I’m working on a query engine, essentially a tool to scan/filter/annotate by lookups/group by/aggregate a large dataset, tens-of-terabytes range. The compute part seems to be a bottleneck for me (I’ll be doing around 80-300 GB/s of reads, and yes, I will have hardware capable of providing that kind of throughput). My hypothesis is that by encoding query in form of template arguments I can make the compiler generate code optimized for a specific type of query (like, the filtering or aggregation keys). But I do not know what queries will users send, so I need a way to instantiate templates at runtime.

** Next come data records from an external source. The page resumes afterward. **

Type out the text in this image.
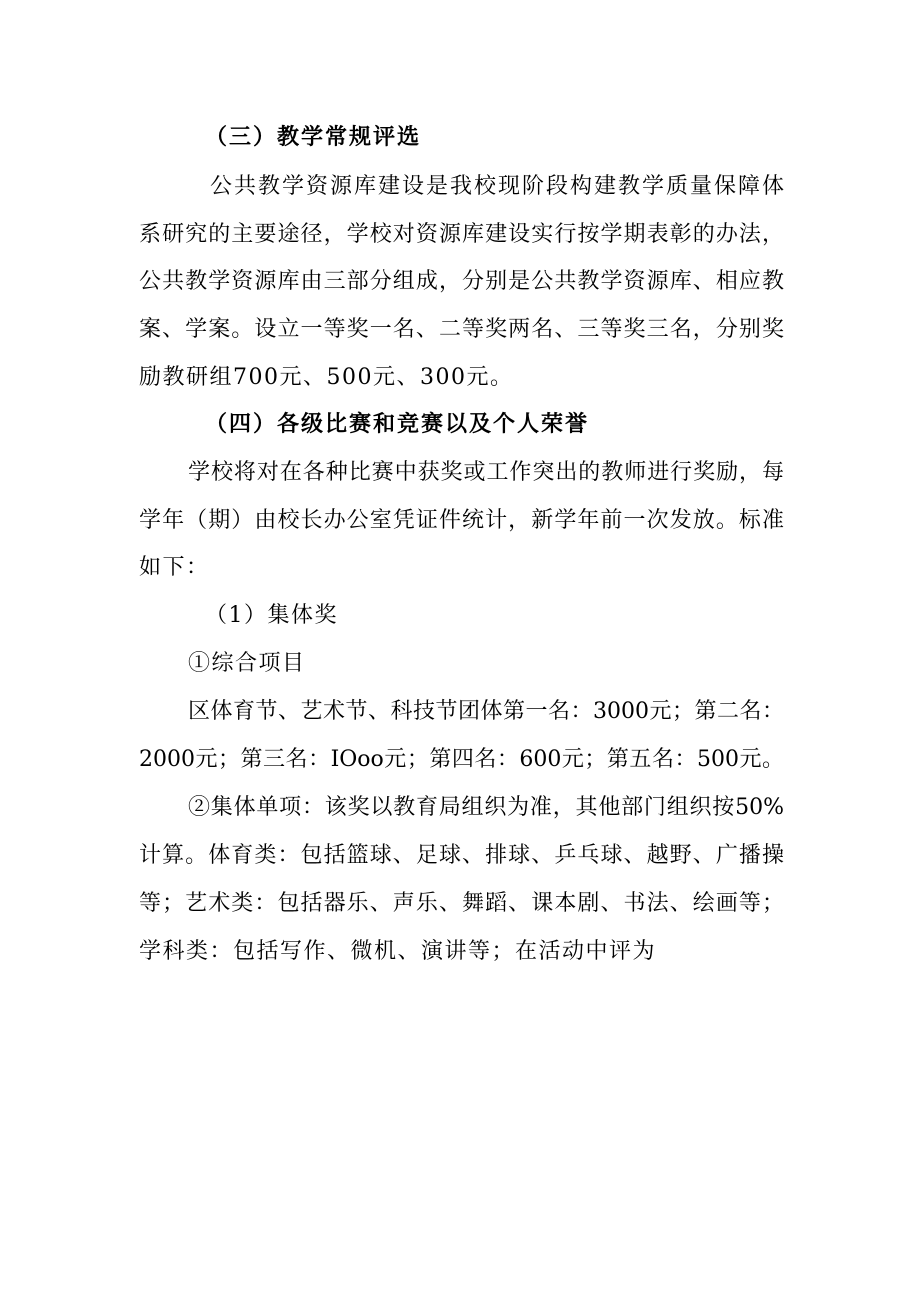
（三）教学常规评选
公共教学资源库建设是我校现阶段构建教学质量保障体
系研究的主要途径，学校对资源库建设实行按学期表彰的办法，
公共教学资源库由三部分组成，分别是公共教学资源库、相应教
案、学案。设立一等奖一名、二等奖两名、三等奖三名，分别奖
励教研组700元、500元、300元。
（四）各级比赛和竞赛以及个人荣誉
学校将对在各种比赛中获奖或工作突出的教师进行奖励，每
学年（期）由校长办公室凭证件统计，新学年前一次发放。标准
如下：
（1）集体奖
①综合项目
区体育节、艺术节、科技节团体第一名：3000元；第二名：
2000元；第三名：IOoo元；第四名：600元；第五名：500元。
②集体单项：该奖以教育局组织为准，其他部门组织按50%
计算。体育类：包括篮球、足球、排球、乒乓球、越野、广播操
等；艺术类：包括器乐、声乐、舞蹈、课本剧、书法、绘画等；
学科类：包括写作、微机、演讲等；在活动中评为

Sounds simple: for a new type of query invoke a compiler at runtime to build a dynamic library with a new instantiation, then dynload it and off we go. Some prior work is here, though I’m pretty sure any JIT compiler also can counts here. But there’s enough technical details to worry about, and at the same time this idea isn’t novel, so I wonder—are there any packaged solutions for this kind of approach?

  • lobsticle 🦞
    link
    19 months ago

    It sounds like what you are looking for is a form of an object request broker. Provide the name of a class as a string (or, if the set of desired objects is more constrained, an integer or enum or something similar) and then build an instance based on that key. Generally, all these objects typically inherit from some base class like Object so that the broker can return an Object* and the client can dynamic cast it down to the actual thing. I’ve used a pattern like this in the past that worked pretty well using macro magic to enable classes eligible to be instantiated through the broker (register the key and the class name with the broker). This was pre-C++03, so doubtless there are cleaner and more modern ways to implement such a thing these days.